Why is the productivity gain not more obvious?

If the internet was so transformative, why is there no clean step in the productivity numbers? This is not just true for scientific productivity, this was generally true in the broader economy. There is a rabbit hole of information around this in economics and I am no expert. The sort of arguments I see recurrently about some of this includes the idea that technological diffusion takes time and that it requires complementary investments. This is often discussed as the Solow paradox. The other idea that I have seen often is that many improvements get smoothed out. Aggregate productivity is the net result of many overlapping advances arriving continuously, so no single one appears as a clean jump in productivity.


For scientific research, the gain in capabilities might be quickly offset by an increase in problem complexity or more simply the increase in demand for what constitutes significant scientific advancement. The internet’s impact on scientific knowledge work or the drop in  DNA sequencing costs do not change the fact that bringing new drugs to the market keeps costing more money. Looking back, the internet might have contributed to a very clear rise in bioinformatics, and to a more continuous trend in increased overall productivity, which may be partly hidden by diffusion lags, smoothing across multiple technologies, and a rising bar in demand for what should constitute a publishable unit.

What this suggests for AI-assisted research

We only have early assessments of AI's effect on research, and the most solid of them point to clear but not overwhelming productivity gains on coding and writing tasks. This matches my own experience. The speed-up in writing code, dealing with IT, plotting, and drafting is real, even though the outputs still need careful expert verification.


Looking back at the rise of the internet suggests that the gains in coding and writing alone, at the current state of the models, are unlikely to show up as a clear discontinuous jump in scientific productivity. Coding and writing are only part of the research process, the outputs need checking, and the same diffusion, smoothing, and rising-bar on what constitutes an advancement still apply. If the internet and bioinformatics are any guide, we should expect a gradual effect, possibly accompanied by the emergence of new modes of doing science, rather than a sudden step in the numbers.
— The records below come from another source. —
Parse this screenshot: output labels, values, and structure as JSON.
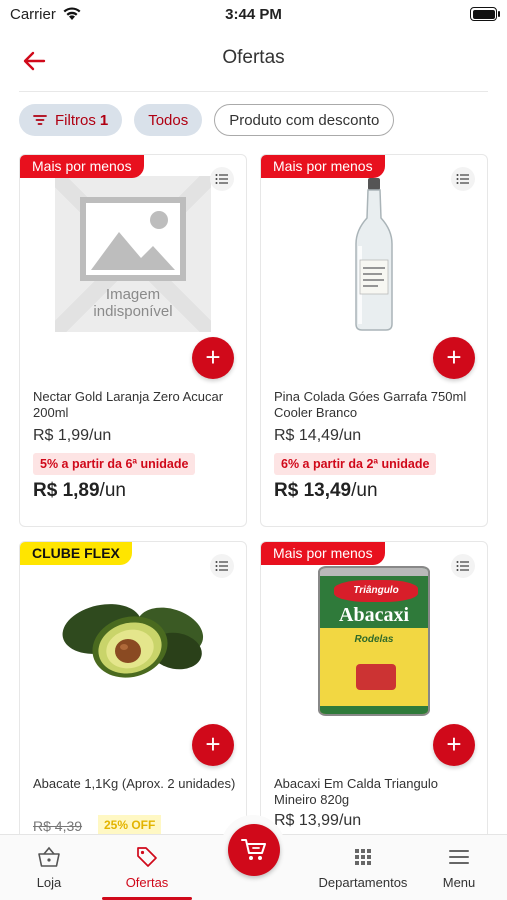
{
  "status_bar": {
    "carrier": "Carrier",
    "time": "3:44 PM"
  },
  "header": {
    "title": "Ofertas"
  },
  "filters": {
    "filtros_label": "Filtros",
    "filtros_count": "1",
    "todos_label": "Todos",
    "desconto_label": "Produto com desconto"
  },
  "products": [
    {
      "badge": "Mais por menos",
      "image_placeholder_line1": "Imagem",
      "image_placeholder_line2": "indisponível",
      "name": "Nectar Gold Laranja Zero Acucar 200ml",
      "price": "R$ 1,99/un",
      "promo": "5% a partir da 6ª unidade",
      "final_price": "R$ 1,89",
      "final_unit": "/un"
    },
    {
      "badge": "Mais por menos",
      "name": "Pina Colada Góes Garrafa 750ml Cooler Branco",
      "price": "R$ 14,49/un",
      "promo": "6% a partir da 2ª unidade",
      "final_price": "R$ 13,49",
      "final_unit": "/un"
    },
    {
      "badge": "CLUBE FLEX",
      "name": "Abacate 1,1Kg (Aprox. 2 unidades)",
      "old_price": "R$ 4,39",
      "off": "25% OFF"
    },
    {
      "badge": "Mais por menos",
      "can_brand": "Triângulo",
      "can_title": "Abacaxi",
      "can_subtitle": "Rodelas",
      "name": "Abacaxi Em Calda Triangulo Mineiro 820g",
      "price": "R$ 13,99/un"
    }
  ],
  "bottom_nav": {
    "loja": "Loja",
    "ofertas": "Ofertas",
    "departamentos": "Departamentos",
    "menu": "Menu"
  },
  "colors": {
    "brand_red": "#d0091a",
    "badge_red": "#e8101e",
    "clube_yellow": "#ffe500"
  }
}
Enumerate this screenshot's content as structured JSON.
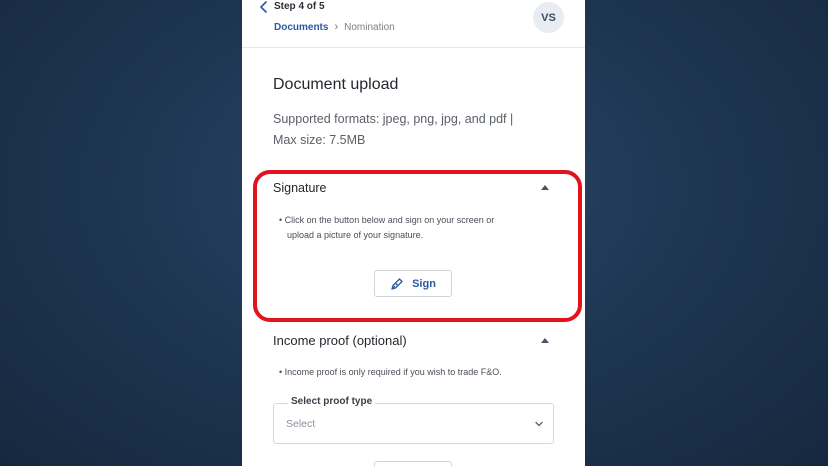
{
  "header": {
    "step": "Step 4 of 5",
    "breadcrumb_link": "Documents",
    "breadcrumb_separator": "›",
    "breadcrumb_current": "Nomination",
    "avatar_initials": "VS",
    "back_icon": "chevron-left-icon"
  },
  "main": {
    "title": "Document upload",
    "formats_line1": "Supported formats: jpeg, png, jpg, and pdf |",
    "formats_line2": "Max size: 7.5MB"
  },
  "signature": {
    "title": "Signature",
    "caret_icon": "chevron-up-icon",
    "instruction_line1": "• Click on the button below and sign on your screen or",
    "instruction_line2": "  upload a picture of your signature.",
    "button_label": "Sign",
    "button_icon": "pen-icon",
    "highlight_color": "#e0141c"
  },
  "income": {
    "title": "Income proof (optional)",
    "caret_icon": "chevron-up-icon",
    "instruction": "• Income proof is only required if you wish to trade F&O.",
    "select_label": "Select proof type",
    "select_placeholder": "Select",
    "select_icon": "chevron-down-icon"
  },
  "colors": {
    "accent": "#2c5aa0",
    "background": "#1d3450"
  }
}
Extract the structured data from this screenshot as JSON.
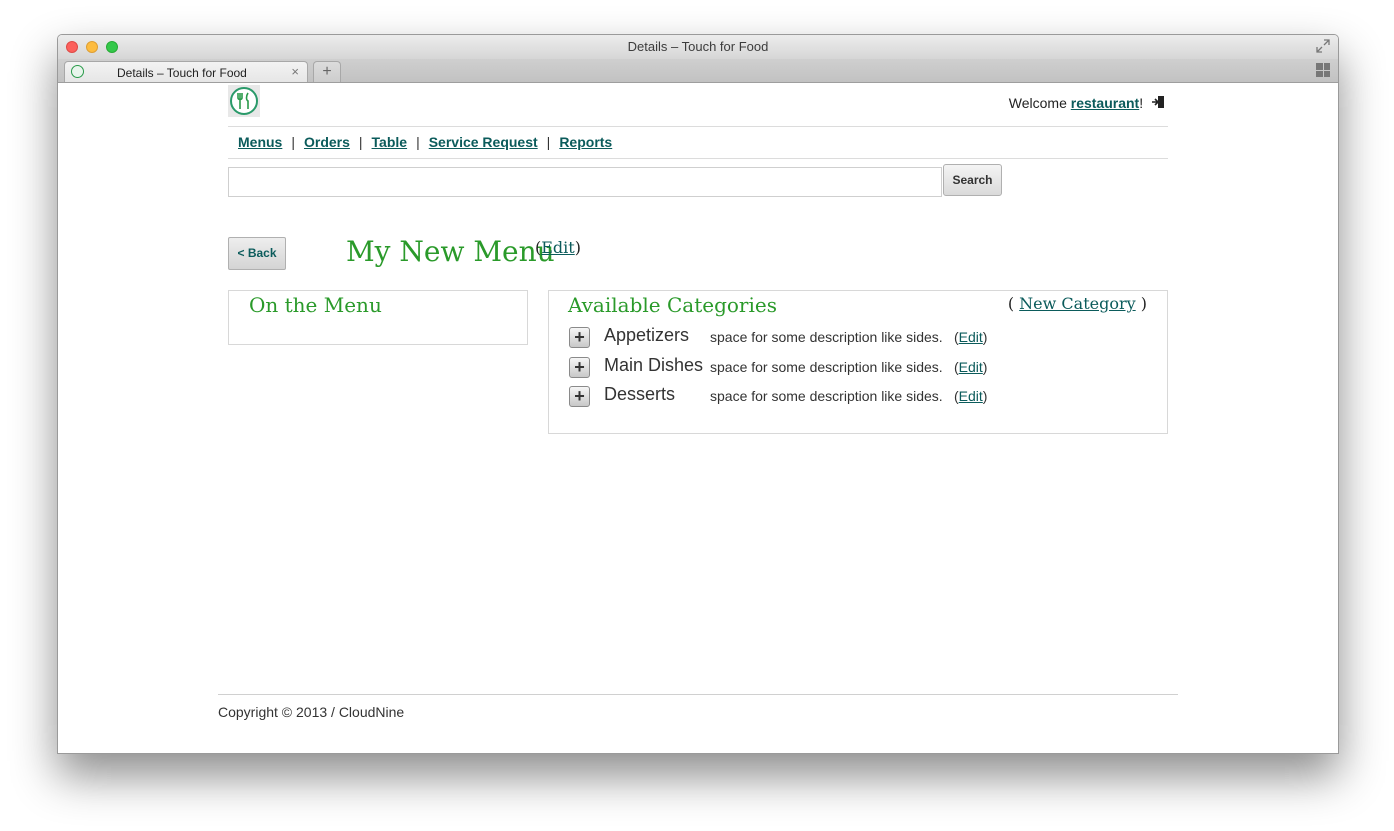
{
  "window": {
    "title": "Details – Touch for Food",
    "tab_title": "Details – Touch for Food",
    "tab_close": "×",
    "new_tab": "+"
  },
  "header": {
    "welcome_prefix": "Welcome ",
    "username": "restaurant",
    "welcome_suffix": "!"
  },
  "nav": {
    "items": [
      {
        "label": "Menus"
      },
      {
        "label": "Orders"
      },
      {
        "label": "Table"
      },
      {
        "label": "Service Request"
      },
      {
        "label": "Reports"
      }
    ],
    "separator": "|"
  },
  "search": {
    "value": "",
    "placeholder": "",
    "button_label": "Search"
  },
  "menu": {
    "back_label": "< Back",
    "title": "My New Menu",
    "edit_open": "(",
    "edit_label": "Edit",
    "edit_close": ")"
  },
  "on_menu": {
    "heading": "On the Menu"
  },
  "categories": {
    "heading": "Available Categories",
    "new_open": "( ",
    "new_label": "New Category",
    "new_close": " )",
    "items": [
      {
        "name": "Appetizers",
        "description": "space for some description like sides.",
        "edit_label": "Edit"
      },
      {
        "name": "Main Dishes",
        "description": "space for some description like sides.",
        "edit_label": "Edit"
      },
      {
        "name": "Desserts",
        "description": "space for some description like sides.",
        "edit_label": "Edit"
      }
    ]
  },
  "footer": {
    "copyright": "Copyright © 2013 / CloudNine"
  },
  "colors": {
    "accent_green": "#2a9a2a",
    "link_teal": "#0b5b5b"
  },
  "icons": {
    "logo": "fork-knife-logo-icon",
    "logout": "logout-icon",
    "add_category": "plus-icon"
  }
}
Compared to the internet, the diffusion of the technology is likely to be far faster this time. End-user adoption is essentially unrestricted, in that anyone can use these tools today with no infrastructure to build on the side of the end-user (i.e. we all have computers already). It is unpredictable whether further increases in model capability change the picture. If outputs become reliable enough to trust without expert validation, or models have better research taste, the outlook could be different.


The more interesting question, to me, is whether agentic AI changes how research is done rather than only how fast. The one easy prediction is a greater capacity to explore research directions quickly and to run several projects in parallel. Rapid prototyping of ideas, de-risking exploratory work, and one person keeping several independent lines of research going at once. That is a change in mode, much as bioinformatics was, and it is exactly the kind of change that crude productivity metrics won’t easily register.